I need other people to give me encouragement at the moment, and as usual they do. My new friend Ann from the clinic points out that if Agerwall’s 98 per cent failure rate were true, the Garry Weston centre would be overwhelmed with patients. It is crowded but that’s because it’s in such a small, narrow space.
Conner Middelmann Whitney conner@nutrelan.com who wrote Zest for Life, the “anti-cancer diet” book and runs the cookery school in Toulouse, suggests I look at David Servan-Schreiber’s book, ‘Anticancer,’ which tells the story of the author’s fight with an aggressive brain tumour. His cancer was diagnosed when he was 31; he is now 49 and still in good health.
Conner says: “that he writes in great detail about all the ways in which we can improve our chances of recovering from cancer, touching on a wide range of anti-cancer factors such as diet, exercise, stress reduction, meditation etc. He talks, among others, about these dreaded survival statistics, and how they’re just that: averages, means, numbers. His point is that you can transcend statistics by following an anti-cancer lifestyle. Accused by some critics of giving cancer patients false hopes, he accuses many oncologists of giving people a feeling of ‘false hopelessness’ and thus sapping them of the energy needed to play an active part in their recovery. Maybe a useful thought to hang on to? ”
“False hopelessness” – yes! That is exactly it. The result of being clubbed over the head with raw statistics. All you can do is forget them – and try to live.
Jo at 4myhead.com, replied to my blog and suggested cooking the “mind meal,” featured on the Mind Mental Health Web site.
On Friday 22nd I went out for the first time since I got back from Italy. I arranged to meet the friends I stood up before, while waiting for the nurses. We decided to have supper in Fortnum & Mason’s then go up Jermyn Street to the little theatre there, to see Black Bread & Cucumber, a one woman show by Caroline Blakiston, to celebrate Anton Chekhov's 150 birthday. She made history as the first British actress to play Chekhov in Russia, in Russian.
I enjoyed pottering around Fortnum’s, a thickly carpeted shop which sells groceries at unfeasibly high prices. It is strangely soothing just to move about between the stacked shelves of crystallised ginger (£20 a box) past the small chocolate Santas, (£20) and the packets of tea with accompanying silver strainers and spoons. I bought myself a 100 grammes of peanut butter fudge. The girls selling it were very pleasant, not sniffy about my little bill among people spending hundreds of pounds.
I did a bit of Christmas shopping in there, shortbread, Stilton in a jar, and ginger biscuits in elegant tins, then slipped out the back to Paxton & Whitefield which sells “exceptional cheese, since 1797,” at exceptionally inflated prices. It’s a good shop though, authentic, the stink of the cheese reaching right down Jermyn Street. They might have some of the original cheese behind the counter.
The customers always seem to be men, large ones in crombies, and young city gents who look as if they might be dining with the Camerons.
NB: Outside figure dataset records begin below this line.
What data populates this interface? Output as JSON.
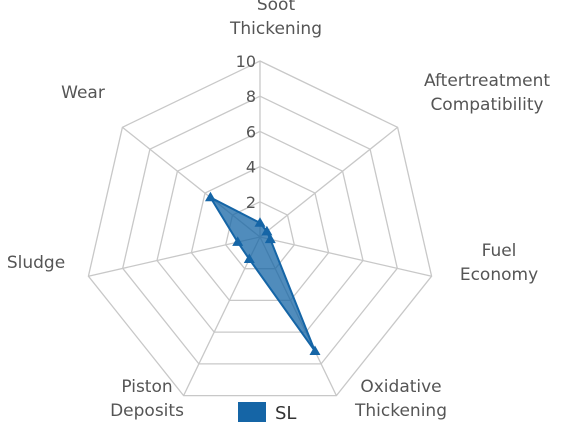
{
  "chart_data": {
    "type": "radar",
    "title": "",
    "axes": [
      [
        "Soot",
        "Thickening"
      ],
      [
        "Aftertreatment",
        "Compatibility"
      ],
      [
        "Fuel",
        "Economy"
      ],
      [
        "Oxidative",
        "Thickening"
      ],
      [
        "Piston",
        "Deposits"
      ],
      [
        "Sludge"
      ],
      [
        "Wear"
      ]
    ],
    "r_ticks": [
      "2",
      "4",
      "6",
      "8",
      "10"
    ],
    "r_range": [
      0,
      10
    ],
    "grid": true,
    "legend_position": "bottom",
    "series": [
      {
        "name": "SL",
        "color": "#1565a6",
        "values": [
          0.8,
          0.5,
          0.6,
          7.2,
          1.4,
          1.3,
          3.6
        ]
      }
    ]
  }
}
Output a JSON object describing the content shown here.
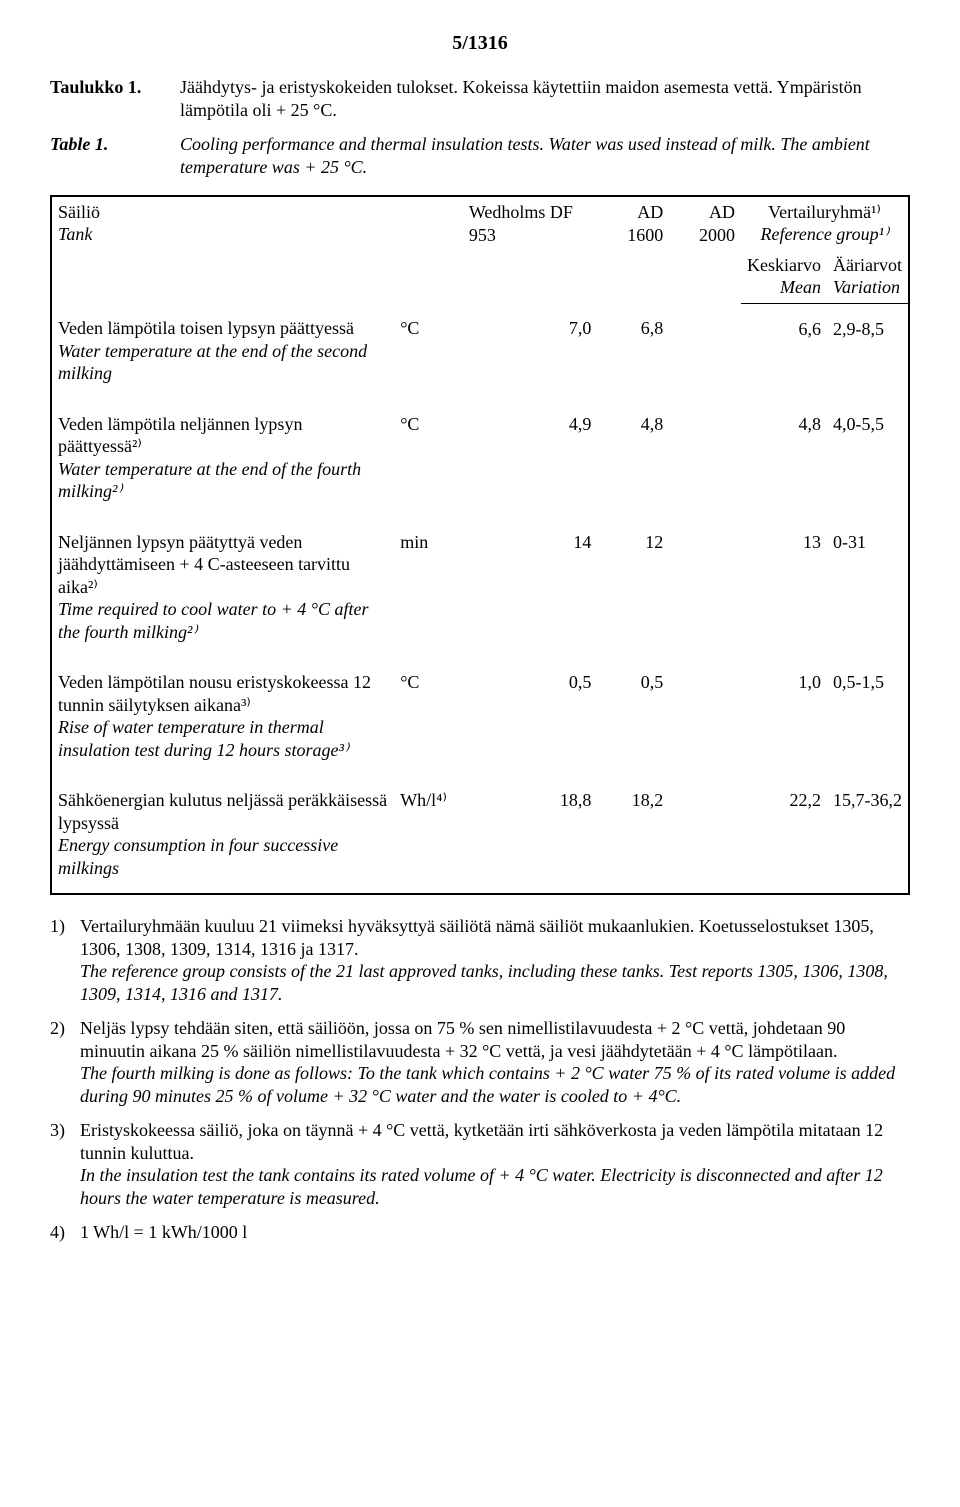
{
  "page_number": "5/1316",
  "captions": [
    {
      "label": "Taulukko 1.",
      "text": "Jäähdytys- ja eristyskokeiden tulokset. Kokeissa käytettiin maidon asemesta vettä. Ympäristön lämpötila oli + 25 °C.",
      "italic": false
    },
    {
      "label": "Table 1.",
      "text": "Cooling performance and thermal insulation tests. Water was used instead of milk. The ambient temperature was + 25 °C.",
      "italic": true
    }
  ],
  "header": {
    "tank_fi": "Säiliö",
    "tank_en": "Tank",
    "col1": "Wedholms DF 953",
    "col2": "AD 1600",
    "col3": "AD 2000",
    "ref_fi": "Vertailuryhmä¹⁾",
    "ref_en": "Reference group¹⁾",
    "mean_fi": "Keskiarvo",
    "mean_en": "Mean",
    "var_fi": "Ääriarvot",
    "var_en": "Variation"
  },
  "rows": [
    {
      "desc_fi": "Veden lämpötila toisen lypsyn päättyessä",
      "desc_en": "Water temperature at the end of the second milking",
      "unit": "°C",
      "v1": "7,0",
      "v2": "6,8",
      "mean": "6,6",
      "var": "2,9-8,5"
    },
    {
      "desc_fi": "Veden lämpötila neljännen lypsyn päättyessä²⁾",
      "desc_en": "Water temperature at the end of the fourth milking²⁾",
      "unit": "°C",
      "v1": "4,9",
      "v2": "4,8",
      "mean": "4,8",
      "var": "4,0-5,5"
    },
    {
      "desc_fi": "Neljännen lypsyn päätyttyä veden jäähdyttämiseen + 4 C-asteeseen tarvittu aika²⁾",
      "desc_en": "Time required to cool water to + 4 °C after the fourth milking²⁾",
      "unit": "min",
      "v1": "14",
      "v2": "12",
      "mean": "13",
      "var": "0-31"
    },
    {
      "desc_fi": "Veden lämpötilan nousu eristyskokeessa 12 tunnin säilytyksen aikana³⁾",
      "desc_en": "Rise of water temperature in thermal insulation test during 12 hours storage³⁾",
      "unit": "°C",
      "v1": "0,5",
      "v2": "0,5",
      "mean": "1,0",
      "var": "0,5-1,5"
    },
    {
      "desc_fi": "Sähköenergian kulutus neljässä peräkkäisessä lypsyssä",
      "desc_en": "Energy consumption in four successive milkings",
      "unit": "Wh/l⁴⁾",
      "v1": "18,8",
      "v2": "18,2",
      "mean": "22,2",
      "var": "15,7-36,2"
    }
  ],
  "footnotes": [
    {
      "num": "1)",
      "fi": "Vertailuryhmään kuuluu 21 viimeksi hyväksyttyä säiliötä nämä säiliöt mukaanlukien. Koetusselostukset 1305, 1306, 1308, 1309, 1314, 1316 ja 1317.",
      "en": "The reference group consists of the 21 last approved tanks, including these tanks. Test reports 1305, 1306, 1308, 1309, 1314, 1316 and 1317."
    },
    {
      "num": "2)",
      "fi": "Neljäs lypsy tehdään siten, että säiliöön, jossa on 75 % sen nimellistilavuudesta + 2 °C vettä, johdetaan 90 minuutin aikana 25 % säiliön nimellistilavuudesta + 32 °C vettä, ja vesi jäähdytetään + 4 °C lämpötilaan.",
      "en": "The fourth milking is done as follows: To the tank which contains + 2 °C water 75 % of its rated volume is added during 90 minutes 25 % of volume + 32 °C water and the water is cooled to + 4°C."
    },
    {
      "num": "3)",
      "fi": "Eristyskokeessa säiliö, joka on täynnä + 4 °C vettä, kytketään irti sähköverkosta ja veden lämpötila mitataan 12 tunnin kuluttua.",
      "en": "In the insulation test the tank contains its rated volume of + 4 °C water. Electricity is disconnected and after 12 hours the water temperature is measured."
    },
    {
      "num": "4)",
      "fi": "1 Wh/l = 1 kWh/1000 l",
      "en": ""
    }
  ]
}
It reminds me of the old El Vinos on Fleet Street, a rich but rough place with a masculine atmosphere where ladies definitely weren’t welcome. Women shoppers presumably prefer the safer less pungent climes of Waitrose.
I allowed myself a small triangle of Munster. It tastes good at the front of the mouth, melts on the tongue like chocolate but you get a strong bacterial, mouldy aroma as it hits the back of the throat. Always a good sign with cheese and cider.
The staff in there are friendly, but many of the clients are not. I said “excuse me” to a large ox like man, who looked a bit like Princess Caroline of Monaco’s husband, Ernst August, Prince of Hanover. He glared at me as if I was a fly on a bit of Gouda and ignored me for a few pointed moments before moving just a little out of the way.
While I was waiting for my friends I by passed Hatchards, the famous book shop which has hardly any drama, for Waterstones to pick up a copy of If So, Then Yes by N.F. Simpson. If you miss a play at least you can read it.
From the beginning there were some very amusing lines: Maureen Somebody said that life is like trying to put together a gigantic jigsaw puzzle by the light of a small torch in a dark room.
Geoffrey Though partially sighted.
Just what I have been feeling the last few days, about ambition, failure, unwanted change and the unknown future.
I have a different attitude to old age now, and to old people, like Simpson himself at ninety one. If they complain about their lot or about life itself I think they might have missed the point. What wouldn’t those people in the Garry Weston clinic and I give to know that we will live to be old?
The show was fascinating. We weren’t told why Caroline Blakiston decided to work not just at the Moscow Arts Theatre but in some very remote parts of Russia, but she gave a fascinating insight into life in the Soviet Union just before it gave up the ghost. She seemed to have acquired Russian easily and is obviously a very gifted woman. She came out afterwards for a brief chat. I asked her if she was going back to Russia again to work. She said there was nothing on the cards but she might. As I left she called out to me, “If I live.” Our eyes met and there seemed to be a spark of amused recognition. I wondered if there was something wrong with her too.